Há na mitologia grega a figura do
oráculo, uma divindade ou o sacerdote que a ela se reporta como intermediário
dos mortais em busca de respostas. O mais famoso, imagino, é o Oráculo de
Delfos, instalado no sopé do monte Parnaso, onde ninfas e musas reuniam-se para
ouvir a lira de Apolo.
A exemplo de outros heróis, Hércules tomou ciência do seu destino em
Delfos, em cujo templo estava a sentença "Ó homem, conhece-te a ti mesmo e
conhecerás os deuses e o universo", atribuída ao grupo dos Sete Sábios, o
qual integraram Orfeu e Pitágoras.
Em Mossoró também tivemos um
oráculo: Raimundo Soares de Brito, o Raibrito, morto aos 27 de novembro de
2012, quando resolveu dar descanso eterno ao corpo que, durante 92 anos, serviu
de abrigo físico ao espírito iluminado pela inteligência generosamente
compartilhada com quem o procurava em busca de conhecimento.
A casa de Raibrito e dona Dinorá,
também de saudosa memória, situa-se no Alto de São Manoel, na rua que leva o
nome do viajante Henry Koster, autor de "Travels in Brazil" ou "Viagens ao Nordeste do Brasil",
na tradução interpretativa de Luís da Câmara Cascudo.
Lá e no "anexo" adquirido no mesmo logradouro, as paredes,
inclusive as dos quartos e de boa parte da cozinha, são cobertas de prateleiras
onde repousavam milhares de livros e documentos meticulosamente colecionados durante
décadas.
As pastas de papelão reciclado, dispostas em ordem alfabética, foram
fabricadas pelo próprio instituidor do acervo e por seu fiel escudeiro,
sobrinho/filho, Marcos Oliveira.
Contribuí certa feita com meia
tonelada de jornais que a Fundação Municipal de Cultura, entendendo que os periódicos
e livros antigos enfeavam a Biblioteca Ney Pontes Duarte, vendeu para uma
sucata então existente na avenida Rio Branco, ao lado da praça da Estação das
Artes, lugar originário da feira do Vuco-Vuco.

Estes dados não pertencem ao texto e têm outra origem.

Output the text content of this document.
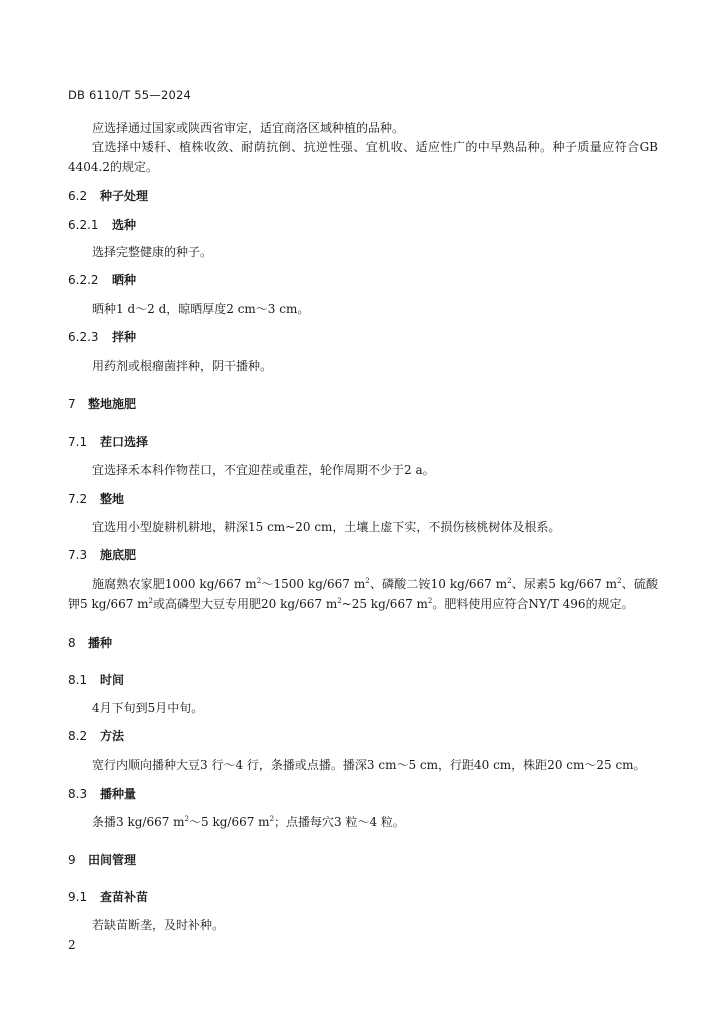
DB 6110/T 55—2024
应选择通过国家或陕西省审定，适宜商洛区域种植的品种。
宜选择中矮秆、植株收敛、耐荫抗倒、抗逆性强、宜机收、适应性广的中早熟品种。种子质量应符合GB 4404.2的规定。
6.2 种子处理
6.2.1 选种
选择完整健康的种子。
6.2.2 晒种
晒种1 d～2 d，晾晒厚度2 cm～3 cm。
6.2.3 拌种
用药剂或根瘤菌拌种，阴干播种。
7 整地施肥
7.1 茬口选择
宜选择禾本科作物茬口，不宜迎茬或重茬，轮作周期不少于2 a。
7.2 整地
宜选用小型旋耕机耕地，耕深15 cm~20 cm，土壤上虚下实，不损伤核桃树体及根系。
7.3 施底肥
施腐熟农家肥1000 kg/667 $m^2\sim 1500$ kg/667 $m^2$、磷酸二铵10 kg/667 $m^2$、尿素5 kg/667 $m^2$、硫酸钾5 kg/667 $m^2$或高磷型大豆专用肥20 kg/667 $m^2\sim 25$ kg/667 $m^2$。肥料使用应符合NY/T 496的规定。
8 播种
8.1 时间
4月下旬到5月中旬。
8.2 方法
宽行内顺向播种大豆3 行～4 行，条播或点播。播深3 cm～5 cm，行距40 cm，株距20 cm～25 cm。
8.3 播种量
条播3 kg/667 $m^2\sim 5$ kg/667 $m^2$；点播每穴3 粒～4 粒。
9 田间管理
9.1 查苗补苗
若缺苗断垄，及时补种。
2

Alertado por denúncia anônima
chegada à redação do O Mossoroense, eu e o repórter fotográfico Luciano Lellys
localizamos o acervo e o compramos. Trinta anos de história custaram-nos R$
12,00, o mesmo valor, segundo o sucateiro, da negociação com o município.
Isso, os jornais. Os livros tiveram
o destino das bruxas na Inquisição: a fogueira da ignorância acesa no
descampado que havia por trás do Museu Lauro da Escóssia.
Lembro-me como se fosse hoje:
carregamos uma camioneta fretada e entregamos tudo na casa de Raibrito, afinal
ninguém melhor que ele para ser o guardião das relíquias.
Dona Dinorá, espantada com a
quantidade de papel, não se conteve: "Cid, pelo amor de Deus, o que é que você
tem contra mim?". Rimos muito deste episódio, pois, de fato, os dois
imóveis do casal estavam abarrotados de papéis.
Ele foi sem dúvida a maior fonte para
jornalistas, estudantes e pesquisadores do Rio Grande do Norte. Sempre recebeu
a todos com carinho e generosidade, sem pedir nada em troca, embora a
manutenção daquele patrimônio da maior relevância e utilidade pública corresse
às expensas de sua minguada aposentadoria.
Meu amigo, a quem conheci ao lado
do memorialista Raimundo Nonato da Silva, na década de 1980, aqui na redação do
jornal, deixa além da saudade uma lacuna que jamais será preenchida. Raimundo
Soares de Brito, Raibrito, era mais que um homem, mais que um sacerdote da
História, era o próprio oráculo, o Oráculo de Mossoró.